Barclays analysts said the market may still be underestimating the company’s potential to launch additional healthcare products and expand its digital platform. The fact that HIMS stock rallied sharply after the partnership announcement suggests investors believe the company’s legal challenges are largely behind it.

Needham & Co. analyst Ryan MacDonald also upgraded his recommendation on the stock to Buy from Hold. He said the agreement with Novo Nordisk “alleviated near-term concerns” and could help put the company back on track for long-term growth with the support of a branded pharmaceutical partner.

Still, Wall Street sentiment remains mixed. According to Bloomberg data, only five of the 17 analysts covering the company currently recommend buying the stock, while about eleven maintain Hold ratings. That cautious stance reflects lingering uncertainty about how the company’s evolving weight-loss strategy will affect revenue and profitability.

Transition away from compounded GLP-1 drugs

One of the biggest changes following the agreement is Hims’ decision to shift away from the mass marketing of personalized compounded GLP-1 drugs. These products had been a core part of the company’s weight-loss strategy, allowing doctors to adjust dosage levels or add ingredients to meet specific patient needs.

Citigroup analyst Daniel Grosslight warned that the transition could lead to a “large decline” in revenue and adjusted EBITDA in the near term because compounded drugs often generate higher margins than branded treatments.

However, Grosslight also acknowledged that the deal reduces regulatory and legal risks that had previously weighed on the company. As a result, he upgraded his rating on the stock to Neutral from Sell, signaling a more constructive outlook despite potential short-term financial pressure.

Needham’s MacDonald described the company’s current phase as a “transitionary period.” As Hims moves toward selling more branded medications, analysts say the financial impact will depend on how many existing subscribers shift from compounded drugs to Novo Nordisk’s branded treatments.

“If an existing personalized GLP-1 subscriber transitions to the branded drug, we don’t yet know what the revenue or margin impact will be,” MacDonald said, noting that the company has not disclosed the detailed economics of the partnership.

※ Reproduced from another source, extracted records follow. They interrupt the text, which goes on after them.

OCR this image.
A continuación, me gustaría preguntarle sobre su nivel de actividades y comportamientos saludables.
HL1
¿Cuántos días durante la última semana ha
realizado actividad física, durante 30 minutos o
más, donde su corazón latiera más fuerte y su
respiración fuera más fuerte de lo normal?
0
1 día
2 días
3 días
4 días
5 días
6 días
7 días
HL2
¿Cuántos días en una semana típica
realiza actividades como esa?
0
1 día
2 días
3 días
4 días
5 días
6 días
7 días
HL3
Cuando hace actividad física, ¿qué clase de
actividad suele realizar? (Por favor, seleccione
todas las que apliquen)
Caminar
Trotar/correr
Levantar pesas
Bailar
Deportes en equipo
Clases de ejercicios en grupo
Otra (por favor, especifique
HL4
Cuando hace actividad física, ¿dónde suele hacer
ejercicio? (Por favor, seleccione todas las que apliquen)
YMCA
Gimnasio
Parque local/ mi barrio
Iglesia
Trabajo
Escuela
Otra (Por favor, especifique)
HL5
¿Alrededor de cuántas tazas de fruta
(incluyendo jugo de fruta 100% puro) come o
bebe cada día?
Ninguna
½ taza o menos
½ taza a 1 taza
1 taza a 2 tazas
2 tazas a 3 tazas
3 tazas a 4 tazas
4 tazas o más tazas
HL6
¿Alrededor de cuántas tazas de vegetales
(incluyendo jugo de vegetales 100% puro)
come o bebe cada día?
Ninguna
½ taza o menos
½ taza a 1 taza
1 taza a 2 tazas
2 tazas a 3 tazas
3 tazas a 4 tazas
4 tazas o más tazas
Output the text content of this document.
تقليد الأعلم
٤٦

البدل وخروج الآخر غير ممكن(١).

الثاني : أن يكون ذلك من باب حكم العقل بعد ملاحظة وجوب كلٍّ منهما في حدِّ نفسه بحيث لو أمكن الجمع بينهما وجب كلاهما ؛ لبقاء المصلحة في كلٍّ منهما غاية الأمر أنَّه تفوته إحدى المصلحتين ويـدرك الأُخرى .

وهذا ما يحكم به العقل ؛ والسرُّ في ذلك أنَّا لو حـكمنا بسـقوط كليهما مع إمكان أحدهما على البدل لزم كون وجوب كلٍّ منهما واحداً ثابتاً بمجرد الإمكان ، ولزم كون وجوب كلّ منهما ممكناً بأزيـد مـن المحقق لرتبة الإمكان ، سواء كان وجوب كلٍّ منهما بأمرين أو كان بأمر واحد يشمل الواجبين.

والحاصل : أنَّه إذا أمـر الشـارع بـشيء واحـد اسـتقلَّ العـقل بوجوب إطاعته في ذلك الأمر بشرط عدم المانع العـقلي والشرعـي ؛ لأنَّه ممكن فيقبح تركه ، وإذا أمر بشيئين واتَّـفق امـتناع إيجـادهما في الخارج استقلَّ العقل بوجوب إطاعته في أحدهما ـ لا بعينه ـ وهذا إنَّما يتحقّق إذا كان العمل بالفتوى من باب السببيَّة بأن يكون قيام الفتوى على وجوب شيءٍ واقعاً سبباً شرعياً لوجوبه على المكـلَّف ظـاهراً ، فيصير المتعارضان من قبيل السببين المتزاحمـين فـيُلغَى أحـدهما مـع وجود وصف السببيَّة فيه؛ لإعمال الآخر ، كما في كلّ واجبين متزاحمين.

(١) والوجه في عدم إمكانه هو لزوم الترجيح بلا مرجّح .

Stock rebound follows steep earlier losses

The recent rally comes after a difficult period for Hims shareholders. Earlier this year, the company issued a weaker-than-expected profit outlook for the first quarter, sending the stock sharply lower. The situation worsened in February when shares plunged about 46% in a single month — the largest monthly decline in the company’s history.

Before the partnership with Novo Nordisk was announced, HIMS stock had fallen roughly 52% year-to-date and erased about $3.8 billion in market value. The latest surge therefore represents a dramatic turnaround in investor sentiment.

The company has also taken steps to strengthen its leadership team during this transition. This week, Hims hired Kathryn Beiser, former communications chief at Eli Lilly & Co., as its new Chief Communications Officer, a move that analysts believe could help the company navigate regulatory scrutiny and public perception around obesity drugs.

Investors watching the next phase of growth

The obesity-drug market has become one of the most competitive and rapidly growing segments in healthcare, driven by strong demand for GLP-1 treatments that help patients manage weight and diabetes. By partnering with Novo Nordisk, Hims gains access to two of the most widely recognized brands in the category.

For investors, the key question now is whether the company can successfully integrate branded medications into its telehealth ecosystem while maintaining strong subscriber growth and healthy margins. If the transition works, analysts say Hims could emerge as a powerful distribution platform for some of the most sought-after treatments in modern healthcare.

For now, the market’s reaction suggests investors are willing to give the company another chance. With HIMS stock closing at $24.77 after a 3.90% daily gain and a massive 57% weekly rally, the renewed partnership with Novo Nordisk has clearly reignited optimism about the company’s future.